Reinforcement learning (RL) is the subfield of machine learning concerned with decision making and motor control. It studies how an agent can learn how to achieve goals in a complex, uncertain environment. It’s exciting for two reasons:

- RL is very general, encompassing all problems that involve making a sequence of decisions: 
    + for example, controlling a robot’s motors so that it’s able to [run](https://gym.openai.com/envs/Humanoid-v0) and [jump](https://gym.openai.com/envs/Hopper-v0), making business decisions like pricing and inventory management, or playing [video games](https://gym.openai.com/envs#atari) and [board games](https://gym.openai.com/envs#board_game)
    + RL can even be applied to supervised learning problems with sequential or structured outputs:
    
http://arxiv.org/abs/1511.06732

http://arxiv.org/abs/0907.0786

http://arxiv.org/abs/1601.01705

- RL algorithms have started to achieve good results in many difficult environments
    + RL has a long history, but until recent advances in deep learning, it required lots of problem-specific engineering
    + DeepMind’s [Atari results](https://deepmind.com/dqn.html), [BRETT](http://news.berkeley.edu/2015/05/21/deep-learning-robot-masters-skills-via-trial-and-error/) from [Pieter Abbeel](https://gym.openai.com/blog/welcome-pieter-and-shivon)’s group, and [AlphaGo](https://googleblog.blogspot.com/2016/01/alphago-machine-learning-game-go.html) all used deep RL algorithms which did not make too many assumptions about their environment, and thus can be applied in other settings.

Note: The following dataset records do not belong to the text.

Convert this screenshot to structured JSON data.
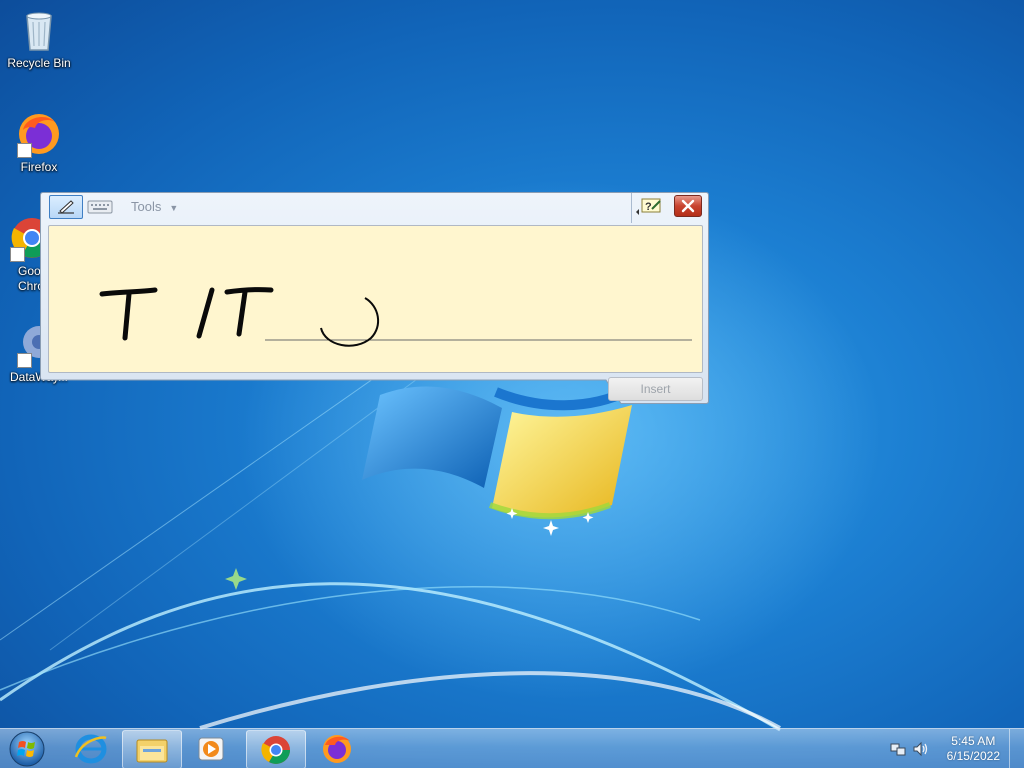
{
  "desktop": {
    "icons": [
      {
        "label": "Recycle Bin"
      },
      {
        "label": "Firefox"
      },
      {
        "label": "Google Chrome",
        "visible_label": "Goo Chro"
      },
      {
        "label": "DataWay..."
      }
    ]
  },
  "tip": {
    "tools_label": "Tools",
    "insert_label": "Insert",
    "handwritten_ink": "T IT"
  },
  "taskbar": {
    "pinned": [
      {
        "name": "internet-explorer-icon"
      },
      {
        "name": "file-explorer-icon"
      },
      {
        "name": "media-player-icon"
      },
      {
        "name": "chrome-icon"
      },
      {
        "name": "firefox-icon"
      }
    ],
    "clock": {
      "time": "5:45 AM",
      "date": "6/15/2022"
    }
  },
  "colors": {
    "desktop_bg": "#1c7fd2",
    "writing_pad": "#fff6cf",
    "close_button": "#c8432f"
  }
}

However, RL research is also slowed down by two factors:

- The need for better benchmarks. In supervised learning, progress has been driven by large labeled datasets like [ImageNet](http://www.image-net.org/)
    + In RL, the closest equivalent would be a large and diverse collection of environments
    + However, the existing open-source collections of RL environments don’t have enough variety, and they are often difficult to even set up and use

- Lack of standardization of environments used in publications
    + Subtle differences in the problem definition, such as the reward function or the set of actions, can drastically alter a task’s difficulty
    + This issue makes it difficult to reproduce published research and compare results from different papers

Gym is an attempt to fix both problems.